Germany's other financial daily, Handelsblatt, takes a different tack, preferring instead to focus on what it sees as German hypocrisy. The Germans, the paper writes, have made a "regular habit" of presenting themselves as better people than Americans. The "division of labor in the military fight against terror continues to be that the Germans allow the Americans to do the dirty work and take the good bits themselves." In Afghanistan, for example, the Americans go after the Taliban while the Germans build bridges. Meanwhile, the German secret service has very likely known all along what the CIA has been up to. The paper's conclusion? Even as the US turns its back on Western values, the Germans should not imagine that Germany can stay out of the war on terror nor is the country self-evidently untarnished.

But even as the CIA, torture and Germany's potential complicity take center stage, some dailies take a step back and look at the shape of US-German relations. German public opinion has once again been whipped up into almost feverish anti-Americanism as regards the clandestine CIA flights. Regardless, mass circulation Bild argues that Merkel demonstrated true friendship with the United States on Tuesday. "She said what had to be said. At the same time she maintained a balance between voicing a frank opinion to a friend and exposing the other side. That's how true friends treat one another," writes the paper. "Even the United States doesn't expect us to approve of every single action in the war on terror. But they can justifiably expect that we don't assume that their motives are impure."
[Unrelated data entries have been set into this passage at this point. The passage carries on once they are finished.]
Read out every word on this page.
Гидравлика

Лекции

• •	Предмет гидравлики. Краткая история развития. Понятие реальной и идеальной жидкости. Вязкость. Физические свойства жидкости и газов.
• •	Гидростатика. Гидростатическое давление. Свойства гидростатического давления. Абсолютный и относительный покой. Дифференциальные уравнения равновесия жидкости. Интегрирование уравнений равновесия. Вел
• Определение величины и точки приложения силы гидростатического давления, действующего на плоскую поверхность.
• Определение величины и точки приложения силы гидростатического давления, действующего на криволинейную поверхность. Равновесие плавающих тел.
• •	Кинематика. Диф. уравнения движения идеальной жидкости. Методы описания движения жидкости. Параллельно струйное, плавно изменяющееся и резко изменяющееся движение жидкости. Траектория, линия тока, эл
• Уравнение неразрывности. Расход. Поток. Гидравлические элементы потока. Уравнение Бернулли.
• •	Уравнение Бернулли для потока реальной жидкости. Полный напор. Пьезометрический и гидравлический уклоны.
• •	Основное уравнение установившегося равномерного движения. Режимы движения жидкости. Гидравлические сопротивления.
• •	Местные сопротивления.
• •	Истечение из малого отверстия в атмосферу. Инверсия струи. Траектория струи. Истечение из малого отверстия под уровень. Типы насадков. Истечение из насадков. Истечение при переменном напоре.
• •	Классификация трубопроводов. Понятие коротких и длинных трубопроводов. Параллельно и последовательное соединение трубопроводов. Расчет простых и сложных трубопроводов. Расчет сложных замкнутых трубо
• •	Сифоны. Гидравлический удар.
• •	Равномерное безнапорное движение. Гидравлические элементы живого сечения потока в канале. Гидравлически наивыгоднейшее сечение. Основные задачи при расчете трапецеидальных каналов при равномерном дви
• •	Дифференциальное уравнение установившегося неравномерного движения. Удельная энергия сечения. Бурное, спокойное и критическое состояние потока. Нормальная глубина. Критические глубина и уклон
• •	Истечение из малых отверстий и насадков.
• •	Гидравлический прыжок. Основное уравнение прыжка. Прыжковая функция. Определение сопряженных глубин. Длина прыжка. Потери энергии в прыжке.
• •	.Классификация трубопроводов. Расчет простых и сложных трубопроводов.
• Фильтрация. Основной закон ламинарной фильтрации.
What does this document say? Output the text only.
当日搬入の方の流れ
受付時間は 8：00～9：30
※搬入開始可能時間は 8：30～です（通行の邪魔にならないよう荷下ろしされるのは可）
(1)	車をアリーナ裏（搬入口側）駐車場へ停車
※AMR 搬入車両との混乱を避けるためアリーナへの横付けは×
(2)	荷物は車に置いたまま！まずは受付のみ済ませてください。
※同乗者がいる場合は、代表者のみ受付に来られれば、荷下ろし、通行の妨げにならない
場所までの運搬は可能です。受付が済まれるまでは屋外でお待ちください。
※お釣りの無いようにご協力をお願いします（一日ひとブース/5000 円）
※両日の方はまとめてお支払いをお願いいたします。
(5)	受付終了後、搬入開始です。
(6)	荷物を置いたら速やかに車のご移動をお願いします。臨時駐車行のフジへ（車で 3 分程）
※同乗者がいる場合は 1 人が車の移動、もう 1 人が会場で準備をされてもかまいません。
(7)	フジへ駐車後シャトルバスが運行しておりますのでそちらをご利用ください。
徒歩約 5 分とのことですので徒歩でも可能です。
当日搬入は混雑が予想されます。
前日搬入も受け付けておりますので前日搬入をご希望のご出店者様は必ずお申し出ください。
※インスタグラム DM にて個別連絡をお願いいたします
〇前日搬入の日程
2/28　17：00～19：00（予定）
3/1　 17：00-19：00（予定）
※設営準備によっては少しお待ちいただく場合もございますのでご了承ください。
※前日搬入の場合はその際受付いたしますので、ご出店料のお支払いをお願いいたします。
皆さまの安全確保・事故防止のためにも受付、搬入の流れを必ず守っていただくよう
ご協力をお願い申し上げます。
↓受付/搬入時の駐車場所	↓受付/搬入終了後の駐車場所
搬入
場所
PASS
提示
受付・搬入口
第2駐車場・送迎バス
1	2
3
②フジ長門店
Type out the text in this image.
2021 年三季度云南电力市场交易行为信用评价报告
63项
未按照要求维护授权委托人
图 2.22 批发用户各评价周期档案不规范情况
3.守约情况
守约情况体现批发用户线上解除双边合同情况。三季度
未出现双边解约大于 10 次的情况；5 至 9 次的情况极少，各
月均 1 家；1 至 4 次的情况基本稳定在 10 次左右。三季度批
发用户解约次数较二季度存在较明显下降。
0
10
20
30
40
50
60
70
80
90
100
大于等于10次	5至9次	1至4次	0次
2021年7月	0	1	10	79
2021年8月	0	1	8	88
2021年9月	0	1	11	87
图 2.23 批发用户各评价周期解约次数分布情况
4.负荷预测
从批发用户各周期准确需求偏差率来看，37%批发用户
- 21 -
Center-left Süddeutsche Zeitung, on the other hand, says the time isn't ripe yet for a new trans-Atlantic partnership because Bush is still in power. The German government may have changed, but both sides need to change for a new relationship to take hold. "Injustice remains injustice and a wrong policy remains a wrong policy," writes the paper. "On this basis you can't re-launch the trans-Atlantic relationship." The debate over secret CIA flights and prisons shows how far Europe and the US have drifted apart since Sept. 11 when it comes to what methods are acceptable in waging war on terror. "Condoleezza Rice gave the best example of this by adopting what almost seemed like a blackmailing tone in saying that whoever discloses the work of their intelligence services would have to live with a higher threat of terror," the paper writes. "American secret service information would only be available to allies that could keep silent about how that information was obtained. The message can also be translated thus: The end justifies the means, terrorism can be fought with borderline methods on the outer edges of legality." The paper concludes: "Rice came to Germany to begin a new era. She has resoundingly failed to do so."

Finally, the left-leaning Die Tageszeitung is having trouble digesting Merkel's satisfaction with Rice's claims that the US adheres to international law when it comes to torture. The claims of other government officials are equally disturbing the paper argues. "Do these people not read the newspapers?" the paper implores. "Do they not even pay any attention to the public statements of their negotiating partners?" After all, the American attitude has been made clear enough. "Everything that (the US) wants to do in the process of fighting terror, it is allowed to do," has been the tenor of public comments on the issue by America, the paper writes. With regards to torture, the paper concludes, "nobody should say they couldn't have known after the fact. It has been in the newspapers. For a long time."